MGM also looks for ways to keep employees informed. “I’m finding that the employees — at least here — thirst for information about the company,” says Steven Shaw, vice president of human resources. To satisfy that need, the studio has instituted an “MGM in Focus” program, in which a senior executive from one of the studio’s divisions explains to interested employees what his or her division does. “With each session we’ve had, we’ve packed the theater to capacity,” Shaw says.
Another way to get people involved is through employee incentive plans, like the one offered by MGM. “Typically, incentive plans are reserved for more senior-level management,” Shaw says. “This is an all-employee incentive plan. Everybody stands to gain.” At the beginning of the year, he explains, each employee sits down with his or her manager and sets “stretch goals” for the year — goals that will be possible yet challenging to attain. If those goals are met — and if the company makes a profit — then the employee receives a bonus at the end of the year. “This is a tool to get everyone focused on the same mission,” Shaw says. “Incentive plans are not new. What’s unusual is that everyone participates.”

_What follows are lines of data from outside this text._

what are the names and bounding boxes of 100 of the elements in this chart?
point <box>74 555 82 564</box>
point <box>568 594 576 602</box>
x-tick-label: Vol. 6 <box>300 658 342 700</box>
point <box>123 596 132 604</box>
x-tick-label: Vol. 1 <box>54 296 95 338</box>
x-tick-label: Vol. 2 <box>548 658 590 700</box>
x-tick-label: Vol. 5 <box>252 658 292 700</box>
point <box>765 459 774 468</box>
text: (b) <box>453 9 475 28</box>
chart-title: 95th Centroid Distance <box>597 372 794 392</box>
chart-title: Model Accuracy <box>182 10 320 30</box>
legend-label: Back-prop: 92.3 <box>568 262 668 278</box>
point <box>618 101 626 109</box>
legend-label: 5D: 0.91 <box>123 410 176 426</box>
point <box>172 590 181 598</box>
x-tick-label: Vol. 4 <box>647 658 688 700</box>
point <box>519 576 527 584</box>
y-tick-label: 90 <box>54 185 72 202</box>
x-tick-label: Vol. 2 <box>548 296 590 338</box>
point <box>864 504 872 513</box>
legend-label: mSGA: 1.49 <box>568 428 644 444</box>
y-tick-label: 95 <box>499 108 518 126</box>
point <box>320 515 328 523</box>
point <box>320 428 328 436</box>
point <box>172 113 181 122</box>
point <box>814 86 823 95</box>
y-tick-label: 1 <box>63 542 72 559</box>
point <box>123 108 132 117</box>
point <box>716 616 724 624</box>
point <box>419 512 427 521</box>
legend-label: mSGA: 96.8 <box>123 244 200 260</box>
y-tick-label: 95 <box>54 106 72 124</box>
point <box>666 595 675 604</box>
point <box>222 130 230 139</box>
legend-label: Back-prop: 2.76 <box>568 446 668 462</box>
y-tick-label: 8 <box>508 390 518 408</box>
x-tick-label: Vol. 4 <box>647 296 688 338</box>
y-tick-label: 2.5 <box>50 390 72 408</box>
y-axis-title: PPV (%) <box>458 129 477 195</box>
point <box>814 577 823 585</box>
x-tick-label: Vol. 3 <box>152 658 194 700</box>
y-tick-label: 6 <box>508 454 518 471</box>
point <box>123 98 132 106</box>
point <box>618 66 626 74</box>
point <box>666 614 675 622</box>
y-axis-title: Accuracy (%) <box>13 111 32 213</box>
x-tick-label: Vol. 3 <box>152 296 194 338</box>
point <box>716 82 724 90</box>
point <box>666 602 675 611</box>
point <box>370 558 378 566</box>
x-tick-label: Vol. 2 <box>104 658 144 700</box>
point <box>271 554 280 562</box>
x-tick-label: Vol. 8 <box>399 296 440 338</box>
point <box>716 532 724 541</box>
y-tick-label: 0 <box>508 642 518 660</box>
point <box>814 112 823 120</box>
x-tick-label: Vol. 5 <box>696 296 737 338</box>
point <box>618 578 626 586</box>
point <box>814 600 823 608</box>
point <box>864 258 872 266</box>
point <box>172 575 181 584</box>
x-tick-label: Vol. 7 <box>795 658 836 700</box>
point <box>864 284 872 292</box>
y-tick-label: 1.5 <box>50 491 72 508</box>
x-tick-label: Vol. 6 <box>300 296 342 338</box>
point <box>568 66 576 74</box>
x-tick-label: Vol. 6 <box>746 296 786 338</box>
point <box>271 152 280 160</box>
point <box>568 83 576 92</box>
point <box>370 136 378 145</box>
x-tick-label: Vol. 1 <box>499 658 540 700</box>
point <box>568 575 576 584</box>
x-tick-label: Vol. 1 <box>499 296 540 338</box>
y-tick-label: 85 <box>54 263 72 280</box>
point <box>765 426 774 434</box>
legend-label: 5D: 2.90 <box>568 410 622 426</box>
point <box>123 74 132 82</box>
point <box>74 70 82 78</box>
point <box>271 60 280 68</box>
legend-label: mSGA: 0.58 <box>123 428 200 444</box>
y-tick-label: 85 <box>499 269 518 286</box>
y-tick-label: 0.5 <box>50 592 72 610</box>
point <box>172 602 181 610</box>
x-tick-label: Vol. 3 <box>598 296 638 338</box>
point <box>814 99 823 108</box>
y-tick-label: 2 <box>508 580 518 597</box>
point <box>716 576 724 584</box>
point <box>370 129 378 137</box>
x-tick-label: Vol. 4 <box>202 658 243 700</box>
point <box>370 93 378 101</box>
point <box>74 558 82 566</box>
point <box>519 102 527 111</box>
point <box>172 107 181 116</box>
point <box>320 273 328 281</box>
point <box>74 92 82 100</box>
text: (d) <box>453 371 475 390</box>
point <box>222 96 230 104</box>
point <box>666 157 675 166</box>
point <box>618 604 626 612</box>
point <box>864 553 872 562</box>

Entertainment companies can of course offer extras related to their own business, such as free screenings or discounts at studio stores. Some have on-site fitness facilities, or offer free or subsidized lunches, or tuition for classes.
Other popular benefits encourage the workers to cultivate a life away from the office. Rhino’s community service program, for example, encourages workers to spend 16 hours a year doing community service, which counts toward a paid week off between Christmas and New Year’s. Foster says that many employees already have organizations for which they volunteer, and they are pleased to find that the company supports their efforts. “I think it’s a great recruiting tool,” she says.
Though not strictly a benefit, one nicety enjoyed by executives in the entertainment industry is extensive use of the employment contract. According to Robert Greenberg, practice leader of executive compensation at the benefits consulting firm Towers Perrin, in most other industries only the very top executives — the CEO and possibly a few people reporting to the CEO — have employment agreements. “In the entertainment industry, their use is far more widespread and can extend to relatively mid- and lower-lever executives,” Greenberg says. “The granting of the employment contract itself can be viewed as a perquisite. Certainly it is something that once upon a time was used only at the top of the house and gradually has become more widespread.” Also, many of these employment contracts are actively negotiated with representation. “In the entertainment business, the executives are borrowing a page from the talent side, if you will,” Greenberg says.
Ultimately, a company’s philosophy about benefits emerges from its corporate mindset, and having innovative, employee-friendly benefits has to be a conscious decision. “Just saying it doesn’t necessarily make it happen,” Shaw says. “It takes a concerted effort on behalf of the company to live that philosophy.”